A way to help facilitate that trust is to increase representation from marginalized communities in medical programs and work telemedicine into an educational curriculum. Marginalized populations may be less likely to trust caregivers, but that distrust could be alleviated when patients and their providers share similar ethnicities, genders, cultural literacy or lived experiences.
Reimbursement And Rethinking
Perhaps the biggest obstacle to solving telehealth inequities may lie in the U.S. care delivery ecosystem itself, particularly around reimbursement. According to Becker’s Hospital Review, 72% of healthcare workers (registration required) cite reimbursement as their firm’s number one challenge. Healthcare executives agree: Nearly two-thirds named declining reimbursements as their organization’s top challenge.

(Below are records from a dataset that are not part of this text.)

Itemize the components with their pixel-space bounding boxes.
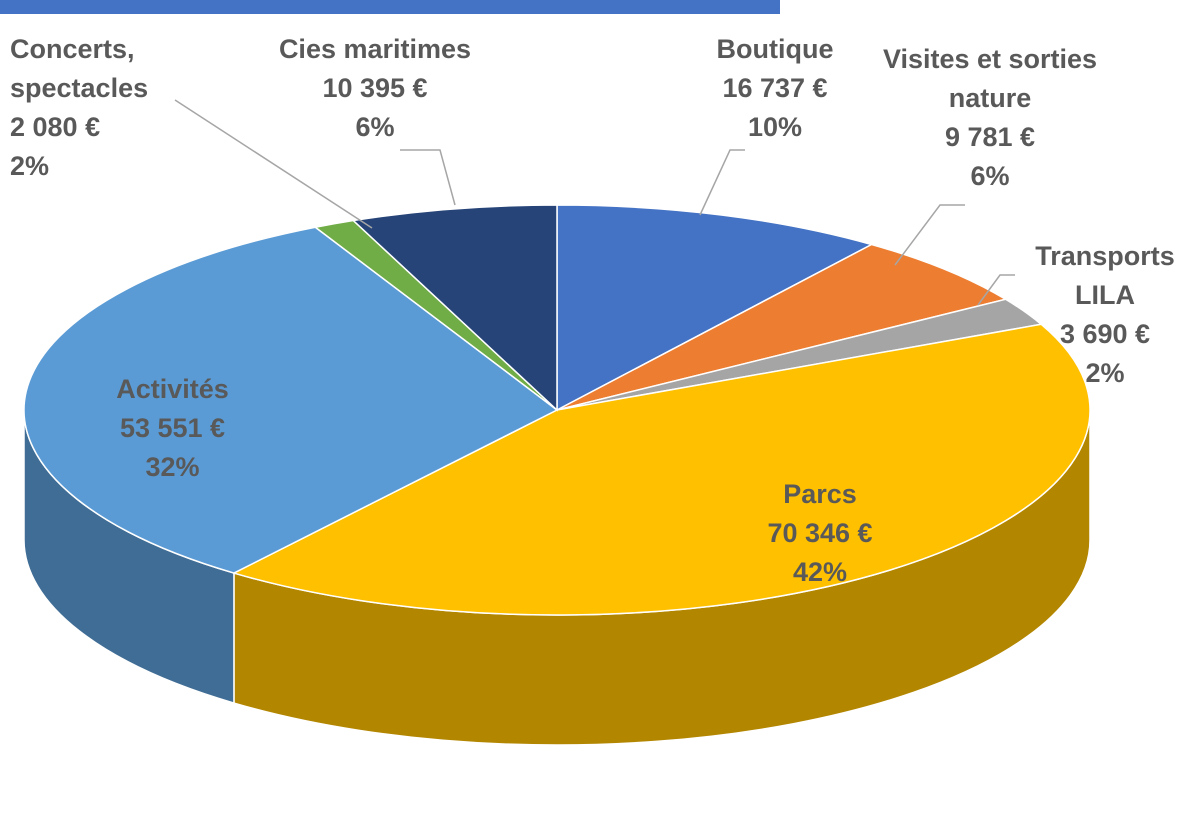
percent-label: 10% xyxy=(690,108,860,147)
leader-line xyxy=(700,150,745,215)
value-label: 2 080 € xyxy=(10,108,175,147)
percent-label: 6% xyxy=(855,157,1125,196)
leader-line xyxy=(400,150,455,205)
page: Boutique16 737 €10%Visites et sorties na… xyxy=(0,0,1190,827)
percent-label: 42% xyxy=(730,553,910,592)
value-label: 3 690 € xyxy=(1030,315,1180,354)
value-label: 10 395 € xyxy=(255,69,495,108)
percent-label: 2% xyxy=(10,147,175,186)
category-label: Boutique xyxy=(690,30,860,69)
category-label: Concerts, spectacles xyxy=(10,30,175,108)
value-label: 9 781 € xyxy=(855,118,1125,157)
category-label: Parcs xyxy=(730,475,910,514)
value-label: 70 346 € xyxy=(730,514,910,553)
category-label: Transports LILA xyxy=(1030,237,1180,315)
percent-label: 2% xyxy=(1030,354,1180,393)
percent-label: 6% xyxy=(255,108,495,147)
category-label: Cies maritimes xyxy=(255,30,495,69)
value-label: 16 737 € xyxy=(690,69,860,108)
category-label: Visites et sorties nature xyxy=(855,40,1125,118)
percent-label: 32% xyxy=(80,448,265,487)
value-label: 53 551 € xyxy=(80,409,265,448)
category-label: Activités xyxy=(80,370,265,409)
header-bar xyxy=(0,0,780,14)
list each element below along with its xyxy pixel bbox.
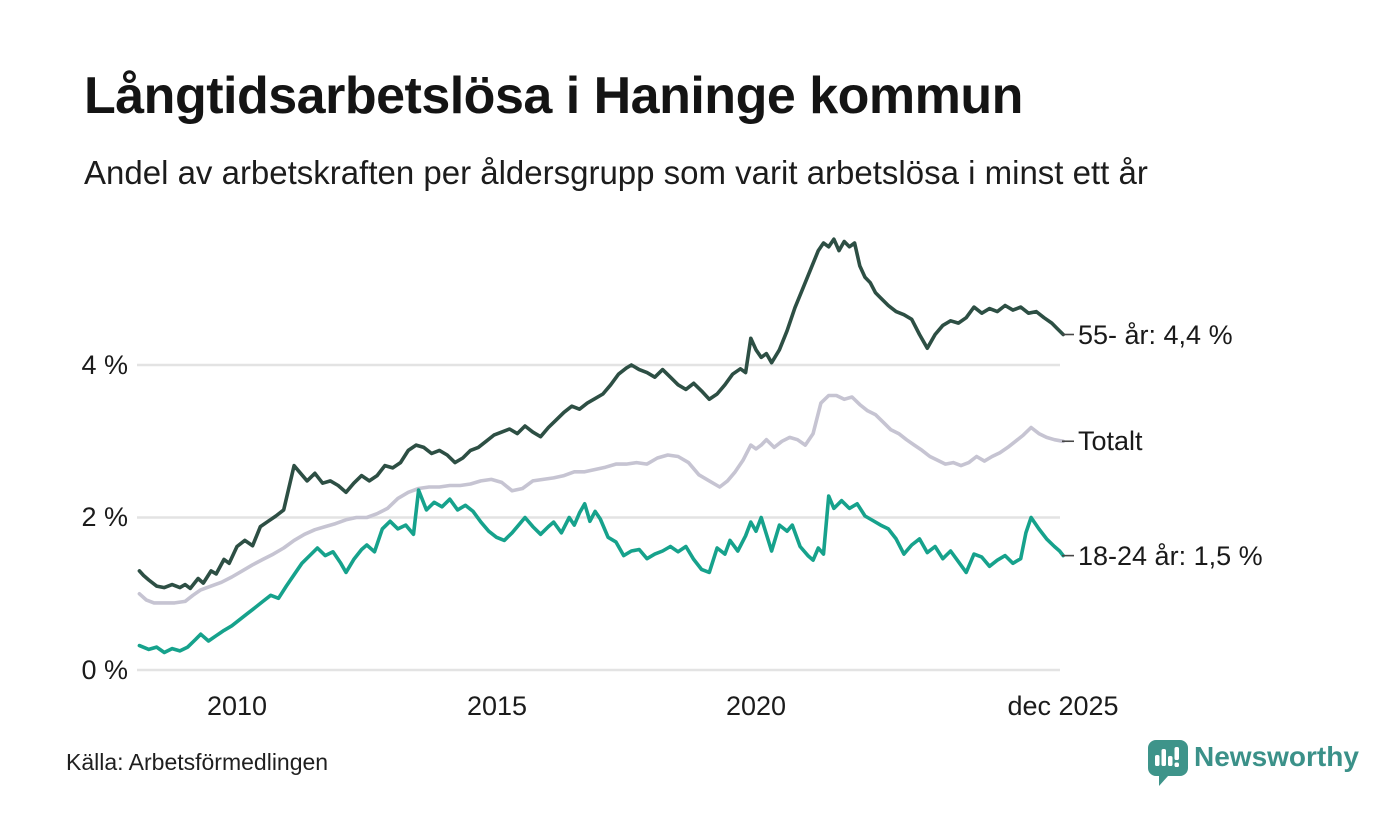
y-axis-tick-2: 2 %	[81, 502, 128, 532]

Reimbursement is substandard and particularly so with government payers. Medicaid and Medicare make up more than half of health plan premiums combined, and government payer reimbursement lags disproportionately affect the most marginalized. Challenges are many, and well-defined codes to support novel delivery models are few. The private sector adjusted to and adopted telehealth technologies far more quickly and efficiently.
Governmental payers have a significant opportunity to address payment reform and further aid underserved populations. These reforms should compensate providers in a way that makes economic and common sense for all.
By addressing the payer ecosystem, increasing equitable representation to education in the health sciences, fostering trust between providers and patients, and expanding broadband connectivity to rural and remote areas, I believe inequities in telehealth adoption can be mitigated.
Yet this summary should give us pause: Telehealth on its own does not appear likely to democratize care equitably unless more work is done in and around the greater healthcare system. If we’re not mindful, instead of using telehealth to help us win the battle against inequality, we may find it instead contributes to it.